Nanogold étiquetage du système levure endosomique pour les analyses ultrastructurales

Published: July 14, 2014
doi:
10.3791/51752
, ,
1Department of Cell Biology,University Medical Center Utrecht

Summary

Levure, Saccharomyces cerevisiae, a été un organisme modèle clé pour identifier et étudier les gènes qui régissent la biogenèse et les fonctions du système endosomal. Nous présentons ici un protocole détaillé pour le marquage spécifique des endosomes pour les études ultrastructurales.

Abstract

Endosomes sont l'un des principaux membrane tri des points de contrôle dans les cellules eucaryotes et ils régulent le recyclage ou la destruction des protéines principalement de la membrane plasmique et l'appareil de Golgi. En conséquence, le système de l'endosome joue un rôle central dans le maintien de l'homéostasie des cellules, et des mutations dans les gènes appartenant à ce réseau interconnectés par des organelles de transport vésiculaire, provoquent des pathologies graves telles que le cancer et les troubles neurobiologiques. Il est donc de l'intérêt premier de comprendre les mécanismes qui sous-tendent la biogenèse et l'organisation du système endosomal. La levure Saccharomyces cerevisiae a joué un rôle essentiel dans cette tâche. Pour étiqueter spécifiquement et analyser au niveau ultrastructural le système endosomal de cet organisme modèle, nous présentons ici un protocole détaillé pour l'absorption d'Nanogold chargé positivement par les sphéroplastes suivie par la visualisation de ces particules par une réaction d'amplification de l'argent. Cette méthode est également une valeur tropl pour l'examen morphologique des mutants avec des défauts dans le trafic endosomal. En outre, il n'est pas seulement applicable pour les examens ultrastructuraux mais il peut aussi être combiné avec des marquages ​​immunomarquage investigations protéine de localisation.

Introduction

Le système de l'endosome est un appareil de tri de la membrane majeur qui joue plusieurs rôles cruciaux cellulaires y compris le trafic de l'enzyme lysosomale récepteurs de tri et le recyclage de la membrane plasmique (PM) 1,2 récepteurs. Les endosomes sont divisés en trois compartiments, à savoir différentes. les endosomes précoces (EE), les endosomes tardifs (LE) et les endosomes de recyclage. Cette classification est basée sur le temps nécessaire pour que la matière endocytose pour les atteindre, sur des protéines marqueurs spécifiques et de leur morphologie. Membranes, soit protéiques et lipidiques bicouches, intériorisées de la PM peuvent soit être livrés à lysosomes via les endosomes de dégradation ou être recyclés. Membranes sont également transportés vers les endosomes de l'appareil de Golgi et de même, soit continuer à les lysosomes ou être récupérées vers l'appareil de Golgi. En outre, les protéines peuvent être triés dans des vésicules luminales herbe vers l'intérieur à partir de la membrane de l'endosome limitatif, un processus qui conduit à la formation d'une sous-catégorie de LE, les corps multivésiculaires.

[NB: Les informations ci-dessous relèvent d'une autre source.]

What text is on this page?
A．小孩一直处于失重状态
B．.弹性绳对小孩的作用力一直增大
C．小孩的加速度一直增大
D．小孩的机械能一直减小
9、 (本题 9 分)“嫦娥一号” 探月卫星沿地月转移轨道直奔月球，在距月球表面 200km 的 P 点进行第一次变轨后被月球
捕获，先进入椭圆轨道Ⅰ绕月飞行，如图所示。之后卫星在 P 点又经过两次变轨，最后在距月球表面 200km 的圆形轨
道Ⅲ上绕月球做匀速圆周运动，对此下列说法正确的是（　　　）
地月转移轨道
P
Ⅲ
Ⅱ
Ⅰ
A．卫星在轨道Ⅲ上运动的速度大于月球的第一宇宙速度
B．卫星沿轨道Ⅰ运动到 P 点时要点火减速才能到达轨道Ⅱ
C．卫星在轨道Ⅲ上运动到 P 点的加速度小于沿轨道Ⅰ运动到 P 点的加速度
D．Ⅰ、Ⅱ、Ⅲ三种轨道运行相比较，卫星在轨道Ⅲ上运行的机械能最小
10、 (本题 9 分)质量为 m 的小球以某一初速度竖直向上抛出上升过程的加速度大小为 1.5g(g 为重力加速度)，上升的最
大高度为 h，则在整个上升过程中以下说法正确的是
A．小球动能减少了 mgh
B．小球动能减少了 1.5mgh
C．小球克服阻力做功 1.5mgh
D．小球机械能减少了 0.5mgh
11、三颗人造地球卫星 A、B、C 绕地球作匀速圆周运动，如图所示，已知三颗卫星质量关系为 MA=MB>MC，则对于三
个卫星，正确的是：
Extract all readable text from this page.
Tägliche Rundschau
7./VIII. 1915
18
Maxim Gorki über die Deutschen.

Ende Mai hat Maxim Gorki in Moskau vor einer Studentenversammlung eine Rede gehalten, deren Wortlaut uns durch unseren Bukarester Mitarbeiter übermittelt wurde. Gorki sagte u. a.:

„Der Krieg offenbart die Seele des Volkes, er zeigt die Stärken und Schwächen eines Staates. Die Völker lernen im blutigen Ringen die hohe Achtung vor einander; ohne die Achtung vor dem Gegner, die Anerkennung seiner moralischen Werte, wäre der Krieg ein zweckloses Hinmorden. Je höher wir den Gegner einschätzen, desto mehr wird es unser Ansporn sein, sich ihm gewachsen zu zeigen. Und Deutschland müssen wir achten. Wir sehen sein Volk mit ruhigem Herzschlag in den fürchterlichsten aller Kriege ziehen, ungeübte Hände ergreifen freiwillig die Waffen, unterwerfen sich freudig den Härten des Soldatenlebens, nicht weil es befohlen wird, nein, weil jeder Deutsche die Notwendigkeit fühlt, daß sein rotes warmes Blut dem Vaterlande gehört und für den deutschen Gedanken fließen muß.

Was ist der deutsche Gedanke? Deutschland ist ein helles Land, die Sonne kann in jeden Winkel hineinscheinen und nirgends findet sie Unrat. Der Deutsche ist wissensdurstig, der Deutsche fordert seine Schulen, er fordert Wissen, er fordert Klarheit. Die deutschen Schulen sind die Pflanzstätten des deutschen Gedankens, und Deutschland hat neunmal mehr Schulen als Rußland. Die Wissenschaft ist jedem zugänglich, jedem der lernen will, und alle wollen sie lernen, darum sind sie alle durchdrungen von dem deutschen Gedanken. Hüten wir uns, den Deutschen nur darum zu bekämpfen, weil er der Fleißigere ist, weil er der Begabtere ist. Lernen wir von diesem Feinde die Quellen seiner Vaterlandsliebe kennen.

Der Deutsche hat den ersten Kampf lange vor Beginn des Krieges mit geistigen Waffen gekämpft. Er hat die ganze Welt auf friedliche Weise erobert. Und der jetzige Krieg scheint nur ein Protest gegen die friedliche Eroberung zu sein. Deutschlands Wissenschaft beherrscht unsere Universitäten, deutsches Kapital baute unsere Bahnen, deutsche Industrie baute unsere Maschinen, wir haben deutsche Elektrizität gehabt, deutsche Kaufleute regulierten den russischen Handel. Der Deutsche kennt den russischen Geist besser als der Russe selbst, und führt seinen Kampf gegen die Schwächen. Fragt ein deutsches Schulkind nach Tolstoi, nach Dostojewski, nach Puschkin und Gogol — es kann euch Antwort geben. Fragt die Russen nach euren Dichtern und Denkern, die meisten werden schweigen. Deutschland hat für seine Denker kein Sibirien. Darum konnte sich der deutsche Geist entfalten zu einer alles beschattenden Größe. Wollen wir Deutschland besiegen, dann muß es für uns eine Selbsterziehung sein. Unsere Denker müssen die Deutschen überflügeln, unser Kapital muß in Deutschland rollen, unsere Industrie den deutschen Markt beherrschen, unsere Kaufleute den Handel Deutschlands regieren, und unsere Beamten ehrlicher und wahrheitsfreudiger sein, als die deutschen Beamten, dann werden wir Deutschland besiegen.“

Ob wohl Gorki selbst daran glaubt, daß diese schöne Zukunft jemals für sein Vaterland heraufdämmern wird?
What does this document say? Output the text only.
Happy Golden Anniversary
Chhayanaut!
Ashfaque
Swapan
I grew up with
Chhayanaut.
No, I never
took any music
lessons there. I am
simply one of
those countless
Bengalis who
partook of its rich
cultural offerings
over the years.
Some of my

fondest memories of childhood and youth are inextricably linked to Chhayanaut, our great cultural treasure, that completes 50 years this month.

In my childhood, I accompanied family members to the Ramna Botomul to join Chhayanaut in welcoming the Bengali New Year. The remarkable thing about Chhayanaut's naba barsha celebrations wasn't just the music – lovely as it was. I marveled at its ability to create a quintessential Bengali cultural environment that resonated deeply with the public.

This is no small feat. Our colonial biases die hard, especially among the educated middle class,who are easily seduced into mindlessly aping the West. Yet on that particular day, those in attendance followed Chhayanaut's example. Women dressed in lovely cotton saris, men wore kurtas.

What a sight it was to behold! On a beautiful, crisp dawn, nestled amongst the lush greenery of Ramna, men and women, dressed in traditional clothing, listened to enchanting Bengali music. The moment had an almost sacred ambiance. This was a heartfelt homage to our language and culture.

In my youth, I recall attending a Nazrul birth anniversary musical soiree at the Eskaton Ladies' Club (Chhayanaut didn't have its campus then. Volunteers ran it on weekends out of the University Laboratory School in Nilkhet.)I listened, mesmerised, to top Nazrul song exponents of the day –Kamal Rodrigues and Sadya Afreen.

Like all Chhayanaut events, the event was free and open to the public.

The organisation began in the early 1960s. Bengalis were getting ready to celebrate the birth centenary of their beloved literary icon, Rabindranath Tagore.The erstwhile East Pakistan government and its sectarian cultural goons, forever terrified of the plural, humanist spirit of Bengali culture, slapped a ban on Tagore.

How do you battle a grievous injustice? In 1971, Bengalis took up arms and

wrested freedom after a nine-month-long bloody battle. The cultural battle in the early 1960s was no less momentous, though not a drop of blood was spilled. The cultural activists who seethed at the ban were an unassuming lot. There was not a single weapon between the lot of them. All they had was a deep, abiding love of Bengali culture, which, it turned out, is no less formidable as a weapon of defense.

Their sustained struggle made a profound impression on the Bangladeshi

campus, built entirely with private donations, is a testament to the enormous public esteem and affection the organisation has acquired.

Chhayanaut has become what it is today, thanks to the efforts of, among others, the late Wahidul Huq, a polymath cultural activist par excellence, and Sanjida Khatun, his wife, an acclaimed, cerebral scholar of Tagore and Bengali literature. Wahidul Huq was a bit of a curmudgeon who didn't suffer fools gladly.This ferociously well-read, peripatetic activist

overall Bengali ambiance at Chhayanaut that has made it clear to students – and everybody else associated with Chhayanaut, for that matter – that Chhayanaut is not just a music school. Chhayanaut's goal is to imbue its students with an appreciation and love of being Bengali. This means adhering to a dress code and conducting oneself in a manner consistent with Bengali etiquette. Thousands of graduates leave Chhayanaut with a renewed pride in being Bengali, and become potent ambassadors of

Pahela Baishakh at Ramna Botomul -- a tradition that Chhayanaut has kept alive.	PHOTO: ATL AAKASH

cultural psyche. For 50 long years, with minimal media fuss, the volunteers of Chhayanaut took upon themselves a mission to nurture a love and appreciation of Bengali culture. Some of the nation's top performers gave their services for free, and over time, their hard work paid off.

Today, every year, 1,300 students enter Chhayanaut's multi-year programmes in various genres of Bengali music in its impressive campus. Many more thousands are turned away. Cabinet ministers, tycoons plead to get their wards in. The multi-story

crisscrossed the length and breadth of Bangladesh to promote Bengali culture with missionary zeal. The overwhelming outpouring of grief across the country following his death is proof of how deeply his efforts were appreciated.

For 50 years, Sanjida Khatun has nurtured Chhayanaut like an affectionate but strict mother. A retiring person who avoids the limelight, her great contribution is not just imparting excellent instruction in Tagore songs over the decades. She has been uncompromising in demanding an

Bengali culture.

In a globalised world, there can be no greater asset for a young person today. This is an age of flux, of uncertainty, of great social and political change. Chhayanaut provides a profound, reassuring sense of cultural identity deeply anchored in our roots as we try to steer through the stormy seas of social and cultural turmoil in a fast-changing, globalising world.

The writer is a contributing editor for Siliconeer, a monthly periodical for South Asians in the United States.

Le système de l'endosome de levure est relativement moins complexe que celle des cellules eucaryotes élevées. endosomes de levure sont divisés en EE et LE. Par contraste avec les cellules de mammifères ne contiennent pas les endosomes de recyclage, mais également des organites apparentés aux lysosomes spécifiques d'un tissu. Par conséquent, ils ont un réseau moins complexe de voies de trafic endosomes 3,4. Par conséquent levure a représenté et représente un système expérimental avantageux d'étudier quelques-uns des principes trafic membranaire sous-jacente dans le système endosomal encore. Cet avantage est renforcé par le fait que de nombreux gènes impliqués dans les voies de endosomes ont été initialement isolé avec des écrans génétiques dans la levure 5. Bien que le système endosomal de levure dans le type sauvage et des cellules mutantes a été étudiée en utilisant des approches de microscopie par fluorescence et biochimiques, son enquête au niveau ultrastructural a seulement étéminime. Analyses morphologiques sont particulièrement pertinentes dans la levure, car la plupart des organites endosomes sont détectés comme des structures ponctuées par microscopie à fluorescence, qui rendent difficile leur identification sans équivoque 6. Malheureusement, seul un nombre limité d'antisérums reconnaissant des marqueurs protéiques de levure endosomes travaille en immuno-microscopie électronique (IEM) Préparations 7-10. Pour certaines protéines, ce problème a été contourné par le marquage endogène du gène d'intérêt et l'utilisation d'un anticorps reconnaissant l'étiquette à détecter 7,11,12. Souvent, cependant, les protéines sont indétectables par IEM en raison de leurs faibles niveaux d'expression. Leur surexpression n'est pas une solution parce que cette approche peut induire mis-localisations et / ou des modifications dans les organites morphologie / fonctions. Ainsi, le marquage des compartiments endocytaires avec une sonde détectable par microscopie électronique EM est une option efficace. Il s'agit d'une solution optimale en particulier si le probe entre dans la voie d'endocytose de manière dépendante du temps, ce qui permet de savoir quand il va marquer un organite spécifique 6.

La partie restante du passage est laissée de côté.